As hard as life is at school, however, it is worse at home. Miles’s dad is like a ticking time bomb that they all tip toe around and try not to set off. He still manages to find things to be angry about and usually goes after Miles when he wants to yell at someone. He was a big football player himself, so whenver he can he tells Miles all the mistakes he is making and never compliments him on what he does well.

On top of everything else, the players who are doing well on the team have all started taking recreational drugs including steroids and want him to do the same. This story accurately depicts the many aspects of a teenager’s life and how pressure can come at a student from all sides at times. Despite the many people trying to pull Miles down he always does what he feels is right, even if he knows there will be consequences. He cannot allow others to think for him and instead chooses to always think for himself. Miles has to learn that there will be life after high school and in order to survive he needs to look ahead. Recommended, especially for sports readers.

Gym Candy by Carl Deuker

Genre:  Sports

Age Level:  14 and up

# of pages:  313 p.

RAC Book:  Yes

Mick Johnson wanted to be the starting running back on his football team from the moment his father put a football into his hands at the age of four.  Mick was raised to believe his father was a tremendous football player who played for the NFL, but later realizes he did not get the full story.  He vows never to make the same mistakes his father made.

In junior high Mick starts to really gain speed and agility, but finds he is not as strong as he would like.  He starts to lift weights constantly, but he has a difficult time exceeding his past personal goals.  His father offers to get him some time with a personal trainer at a nearby gym and Mick goes, despite his coach’s concerns that it would be better to work out with his own teammates.  His personal trainer, Peter, offers Mick some steroid enhancements that he refuses.  After Peter assures him that they are harmless and will give him unimaginable strength, he relents and vows to stop taking them when the football season begins.

Mick loves the power and strength he gets when he takes the steroids, but when it comes time to quit he wonders if he has the strength to do that.  Carl Deuker is one of the most popular sports writers around because he combines exciting sports moments with real people who have real problems.  His books are interesting for anyone, despite their athletic ability, and this one is another hit.  Recommended

Knights of the Hill Country by Tim Tharp

Genre:  Sports

Age Level:  14 and up

# of pages:  233 p.

RAC Book:  Yes

This football story takes place in Kennisaw, Oklahoma where football is the most important thing on earth.  Hampton Green, the star of the team, is trying to lead the team to the fifth straight undefeated season.  This has only been done once before and those men are still revered in the area.  Hampton’s best friend, Blaine, wants the undefeated season worse than anyone.  Blaine used to be a very powerful player as well, but sustained a knee injury during the previous season.  He tries to pretend he is still the same player, but anyone can see that he is not performing where he used to.
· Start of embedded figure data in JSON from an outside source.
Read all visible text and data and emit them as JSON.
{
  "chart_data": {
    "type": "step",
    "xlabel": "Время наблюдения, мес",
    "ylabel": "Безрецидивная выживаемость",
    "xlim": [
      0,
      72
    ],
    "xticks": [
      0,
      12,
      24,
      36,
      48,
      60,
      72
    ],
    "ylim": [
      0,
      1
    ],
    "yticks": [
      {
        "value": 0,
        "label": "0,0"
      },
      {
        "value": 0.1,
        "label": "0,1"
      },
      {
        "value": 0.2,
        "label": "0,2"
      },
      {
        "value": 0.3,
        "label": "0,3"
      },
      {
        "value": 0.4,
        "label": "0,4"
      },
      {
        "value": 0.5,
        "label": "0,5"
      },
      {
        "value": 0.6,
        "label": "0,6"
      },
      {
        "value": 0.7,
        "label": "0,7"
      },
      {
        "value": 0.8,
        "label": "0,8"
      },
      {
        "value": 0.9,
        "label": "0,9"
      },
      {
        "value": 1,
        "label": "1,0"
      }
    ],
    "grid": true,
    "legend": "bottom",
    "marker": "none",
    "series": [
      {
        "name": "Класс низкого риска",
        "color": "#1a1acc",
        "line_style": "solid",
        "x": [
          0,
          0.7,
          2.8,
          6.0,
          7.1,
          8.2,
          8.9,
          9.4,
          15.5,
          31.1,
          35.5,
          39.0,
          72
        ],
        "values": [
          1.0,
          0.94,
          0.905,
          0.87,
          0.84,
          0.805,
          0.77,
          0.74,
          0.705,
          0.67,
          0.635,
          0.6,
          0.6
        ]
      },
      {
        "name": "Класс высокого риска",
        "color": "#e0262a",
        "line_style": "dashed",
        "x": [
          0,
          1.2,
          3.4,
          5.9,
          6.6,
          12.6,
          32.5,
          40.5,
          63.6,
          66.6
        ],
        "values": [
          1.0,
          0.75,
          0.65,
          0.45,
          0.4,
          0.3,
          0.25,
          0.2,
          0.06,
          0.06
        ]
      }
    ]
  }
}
As the team inches closer to the end of the season Hampton starts to notice for the first time that not everyone always agrees with what Blaine says.  Ever since Hampton moved to Kennisaw in junior high and Blaine accepted him as his friend, he has listened to everything Blaine said and accepted it as fact.  Since Hampton’s father left him and his mom and she fell apart, Hampton looked to Blaine and his dad for male advice.  Now it seems that Blaine is getting defensive with his words and aggressive with his fists and it’s always Hampton who has to bail him out of tough situations.

Hampton also meets a girl, Sara, who is not interested in football, but in what Hampton has to say.  He really enjoys talking to her until Blaine insists she isn’t good enough and forces him to stay away from her.  Hampton must come to decide if he should stand by Blaine because they have been best friends for so long, or if he should start thinking for himself and decide what he wants to do with his life besides football.  Sports fans will enjoy this book and athletes will be able to relate to the difficult issues that come with having young athletes put so much stress on themselves.